Critics say money allocated to enforcers could be better spent elsewhere

The city of Dallas' new no-smoking ordinance goes into effect a little more than a month from now. But just who will enforce this new law?

The Dallas City Council voted 11-3 Wednesday morning to approve spending $165,674 on three new positions in the city's Environmental and Health Services Department.

The positions are officially "sanitarians," but some people view them as the "Smoking Police."

The ordinance enforcers won't hang out in Dallas bars looking for violators, but will only respond to complaints called into 311.

Karen Rayzer, director of Environmental and Health Services, said the extra help was needed. With the city's billiard halls, bingo parlors and more than 3,000 bars, "there was no way we could possibly do it with the 22 Sanitarians we already have."

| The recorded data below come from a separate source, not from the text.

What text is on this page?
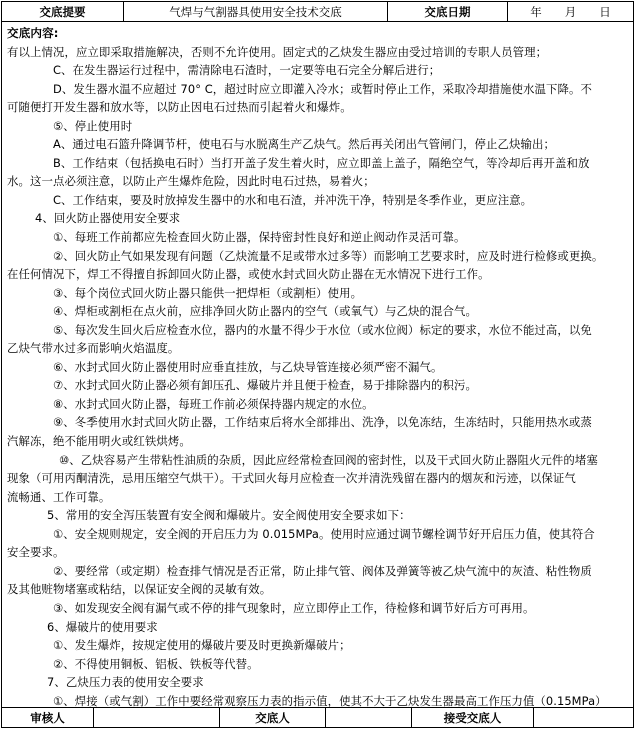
交底提要	气焊与气割器具使用安全技术交底	交底日期	年　　月　　日
交底内容:
有以上情况，应立即采取措施解决，否则不允许使用。固定式的乙炔发生器应由受过培训的专职人员管理；
C、在发生器运行过程中，需清除电石渣时，一定要等电石完全分解后进行；
D、发生器水温不应超过 70° C，超过时应立即灌入冷水；或暂时停止工作，采取冷却措施使水温下降。不
可随便打开发生器和放水等，以防止因电石过热而引起着火和爆炸。
⑤、停止使用时
A、通过电石篮升降调节杆，使电石与水脱离生产乙炔气。然后再关闭出气管闸门，停止乙炔输出；
B、工作结束（包括换电石时）当打开盖子发生着火时，应立即盖上盖子，隔绝空气，等冷却后再开盖和放
水。这一点必须注意，以防止产生爆炸危险，因此时电石过热，易着火；
C、工作结束，要及时放掉发生器中的水和电石渣，并冲洗干净，特别是冬季作业，更应注意。
4、回火防止器使用安全要求
①、每班工作前都应先检查回火防止器，保持密封性良好和逆止阀动作灵活可靠。
②、回火防止气如果发现有问题（乙炔流量不足或带水过多等）而影响工艺要求时，应及时进行检修或更换。
在任何情况下，焊工不得擅自拆卸回火防止器，或使水封式回火防止器在无水情况下进行工作。
③、每个岗位式回火防止器只能供一把焊柜（或割柜）使用。
④、焊柜或割柜在点火前，应排净回火防止器内的空气（或氧气）与乙炔的混合气。
⑤、每次发生回火后应检查水位，器内的水量不得少于水位（或水位阀）标定的要求，水位不能过高，以免
乙炔气带水过多而影响火焰温度。
⑥、水封式回火防止器使用时应垂直挂放，与乙炔导管连接必须严密不漏气。
⑦、水封式回火防止器必须有卸压孔、爆破片并且便于检查，易于排除器内的积污。
⑧、水封式回火防止器，每班工作前必须保持器内规定的水位。
⑨、冬季使用水封式回火防止器，工作结束后将水全部排出、洗净，以免冻结，生冻结时，只能用热水或蒸
汽解冻，绝不能用明火或红铁烘烤。
⑩、乙炔容易产生带粘性油质的杂质，因此应经常检查回阀的密封性，以及干式回火防止器阻火元件的堵塞
现象（可用丙酮清洗，忌用压缩空气烘干）。干式回火每月应检查一次并清洗残留在器内的烟灰和污迹，以保证气
流畅通、工作可靠。
5、常用的安全泻压装置有安全阀和爆破片。安全阀使用安全要求如下：
①、安全规则规定，安全阀的开启压力为 0.015MPa。使用时应通过调节螺栓调节好开启压力值，使其符合
安全要求。
②、要经常（或定期）检查排气情况是否正常，防止排气管、阀体及弹簧等被乙炔气流中的灰渣、粘性物质
及其他赃物堵塞或粘结，以保证安全阀的灵敏有效。
③、如发现安全阀有漏气或不停的排气现象时，应立即停止工作，待检修和调节好后方可再用。
6、爆破片的使用要求
①、发生爆炸，按规定使用的爆破片要及时更换新爆破片；
②、不得使用铜板、铝板、铁板等代替。
7、乙炔压力表的使用安全要求
①、焊接（或气割）工作中要经常观察压力表的指示值，使其不大于乙炔发生器最高工作压力值（0.15MPa）
审核人	交底人	接受交底人
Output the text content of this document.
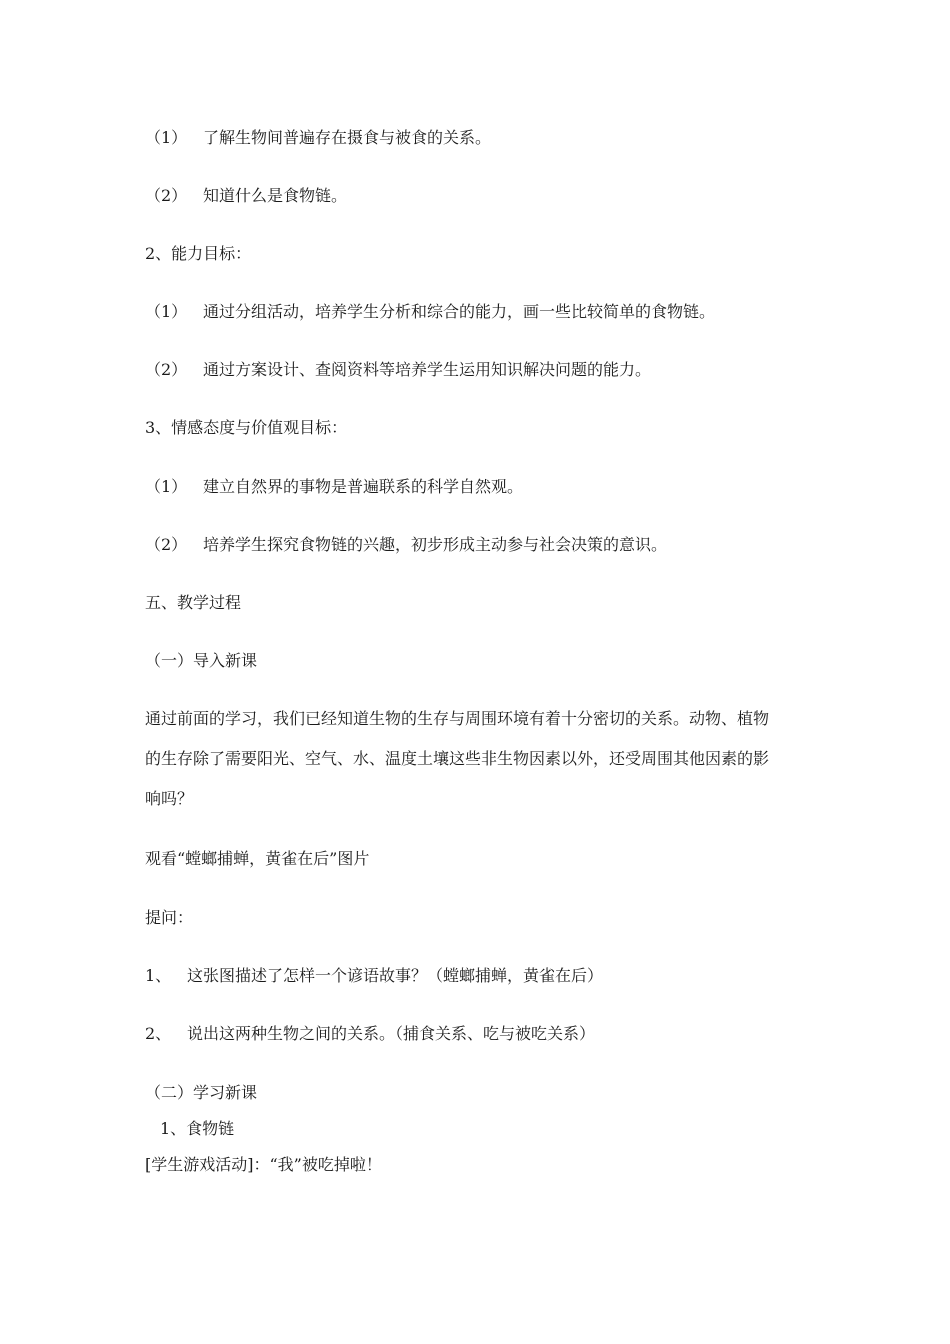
（1） 了解生物间普遍存在摄食与被食的关系。
（2） 知道什么是食物链。
2、能力目标：
（1） 通过分组活动，培养学生分析和综合的能力，画一些比较简单的食物链。
（2） 通过方案设计、查阅资料等培养学生运用知识解决问题的能力。
3、情感态度与价值观目标：
（1） 建立自然界的事物是普遍联系的科学自然观。
（2） 培养学生探究食物链的兴趣，初步形成主动参与社会决策的意识。
五、教学过程
（一）导入新课
通过前面的学习，我们已经知道生物的生存与周围环境有着十分密切的关系。动物、植物
的生存除了需要阳光、空气、水、温度土壤这些非生物因素以外，还受周围其他因素的影
响吗？
观看“螳螂捕蝉，黄雀在后”图片
提问：
1、 这张图描述了怎样一个谚语故事？（螳螂捕蝉，黄雀在后）
2、 说出这两种生物之间的关系。（捕食关系、吃与被吃关系）
（二）学习新课
1、食物链
[学生游戏活动]：“我”被吃掉啦！
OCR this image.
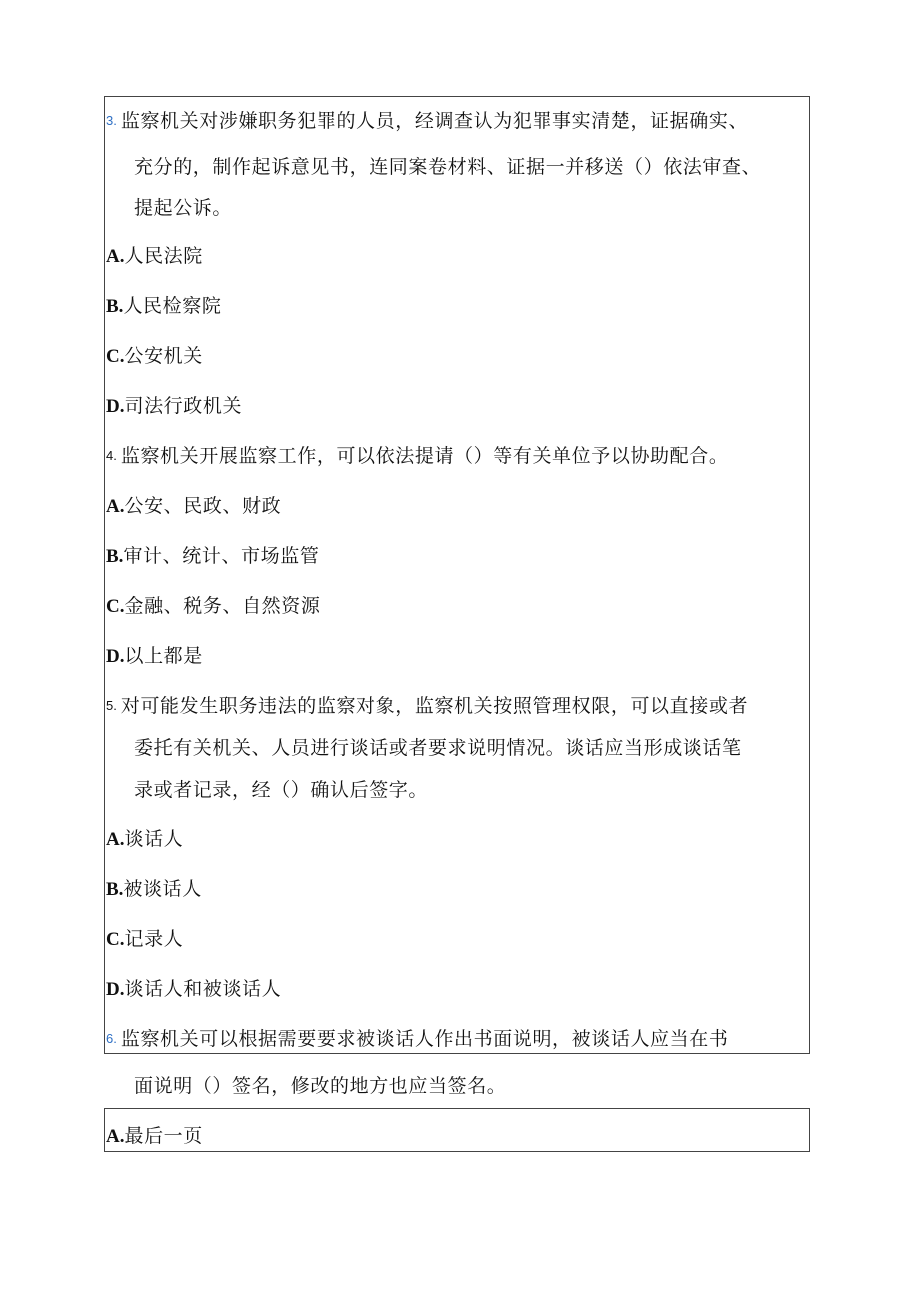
3. 监察机关对涉嫌职务犯罪的人员，经调查认为犯罪事实清楚，证据确实、
充分的，制作起诉意见书，连同案卷材料、证据一并移送（）依法审查、
提起公诉。
A.人民法院
B.人民检察院
C.公安机关
D.司法行政机关
4. 监察机关开展监察工作，可以依法提请（）等有关单位予以协助配合。
A.公安、民政、财政
B.审计、统计、市场监管
C.金融、税务、自然资源
D.以上都是
5. 对可能发生职务违法的监察对象，监察机关按照管理权限，可以直接或者
委托有关机关、人员进行谈话或者要求说明情况。谈话应当形成谈话笔
录或者记录，经（）确认后签字。
A.谈话人
B.被谈话人
C.记录人
D.谈话人和被谈话人
6. 监察机关可以根据需要要求被谈话人作出书面说明，被谈话人应当在书
面说明（）签名，修改的地方也应当签名。
A.最后一页
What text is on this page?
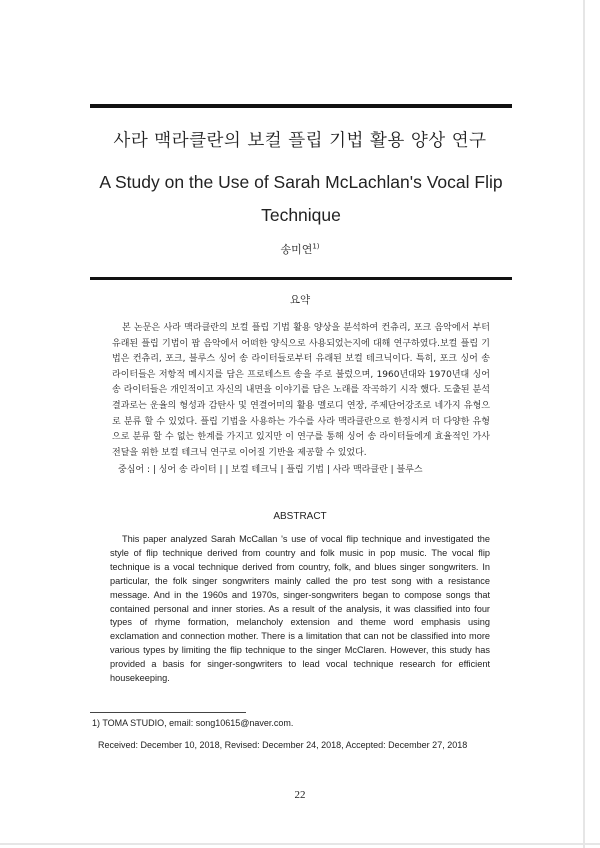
사라 맥라클란의 보컬 플립 기법 활용 양상 연구
A Study on the Use of Sarah McLachlan's Vocal Flip Technique
송미연$^{1)}$
요약
본 논문은 사라 맥라클란의 보컬 플립 기법 활용 양상을 분석하여 컨츄리, 포크 음악에서 부터 유래된 플립 기법이 팝 음악에서 어떠한 양식으로 사용되었는지에 대해 연구하였다.보컬 플립 기법은 컨츄리, 포크, 블루스 싱어 송 라이터들로부터 유래된 보컬 테크닉이다. 특히, 포크 싱어 송 라이터들은 저항적 메시지를 담은 프로테스트 송을 주로 불렀으며, 1960년대와 1970년대 싱어 송 라이터들은 개인적이고 자신의 내면을 이야기를 담은 노래를 작곡하기 시작 했다. 도출된 분석 결과로는 운율의 형성과 감탄사 및 연결어미의 활용 멜로디 연장, 주제단어강조로 네가지 유형으로 분류 할 수 있었다. 플립 기법을 사용하는 가수를 사라 맥라클란으로 한정시켜 더 다양한 유형으로 분류 할 수 없는 한계를 가지고 있지만 이 연구를 통해 싱어 송 라이터들에게 효율적인 가사 전달을 위한 보컬 테크닉 연구로 이어질 기반을 제공할 수 있었다.
중심어 : | 싱어 송 라이터 | | 보컬 테크닉 | 플립 기법 | 사라 맥라클란 | 블루스
ABSTRACT
This paper analyzed Sarah McCallan 's use of vocal flip technique and investigated the style of flip technique derived from country and folk music in pop music. The vocal flip technique is a vocal technique derived from country, folk, and blues singer songwriters. In particular, the folk singer songwriters mainly called the pro test song with a resistance message. And in the 1960s and 1970s, singer-songwriters began to compose songs that contained personal and inner stories. As a result of the analysis, it was classified into four types of rhyme formation, melancholy extension and theme word emphasis using exclamation and connection mother. There is a limitation that can not be classified into more various types by limiting the flip technique to the singer McClaren. However, this study has provided a basis for singer-songwriters to lead vocal technique research for efficient housekeeping.
1) TOMA STUDIO, email: song10615@naver.com.
Received: December 10, 2018, Revised: December 24, 2018, Accepted: December 27, 2018
22
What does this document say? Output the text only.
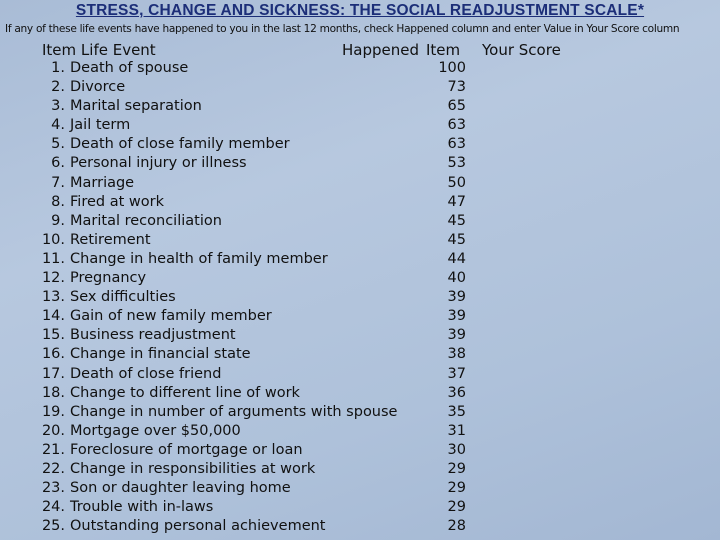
STRESS, CHANGE AND SICKNESS: THE SOCIAL READJUSTMENT SCALE*
If any of these life events have happened to you in the last 12 months, check Happened column and enter Value in Your Score column
Item Life Event	Happened Item Your Score
1. Death of spouse	100
2. Divorce	73
3. Marital separation	65
4. Jail term	63
5. Death of close family member	63
6. Personal injury or illness	53
7. Marriage	50
8. Fired at work	47
9. Marital reconciliation	45
10. Retirement	45
11. Change in health of family member	44
12. Pregnancy	40
13. Sex difficulties	39
14. Gain of new family member	39
15. Business readjustment	39
16. Change in financial state	38
17. Death of close friend	37
18. Change to different line of work	36
19. Change in number of arguments with spouse	35
20. Mortgage over $50,000	31
21. Foreclosure of mortgage or loan	30
22. Change in responsibilities at work	29
23. Son or daughter leaving home	29
24. Trouble with in-laws	29
25. Outstanding personal achievement	28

But bar patrons such as Alicia Uhrich wondered if the more than $165,000 could have been put to better use.

"I think it's a waste of money, and the only reason why is because there's so many more important things we could do with that money," she said.

Bill Katz, owner of Frankies Sports Bar Grill, said only 11 smoking complaints were forwarded to the city during all of 2008.

"I think there were 120 noise complaints against roosters within the city," he said. "So why are they throwing money at 11 complaints? What are they going to do about the chicken noise?"

Katz said he wonders if having ordinance enforcers is even worth it.

"I don't see where it's going to do much good," he said. "All they're going to do is upset patrons. They're going to upset bar owners, and they're going to do what everybody else has said is going to happen since the beginning of this debate: They're going to drive revenue out of Dallas."

The city will hire the three smoking-ordinance enforcers within the next two weeks so they can go through training before the measure goes into effect April 10.

They will also be responsible for educating business owners and the public about how to abide by the new ordinance.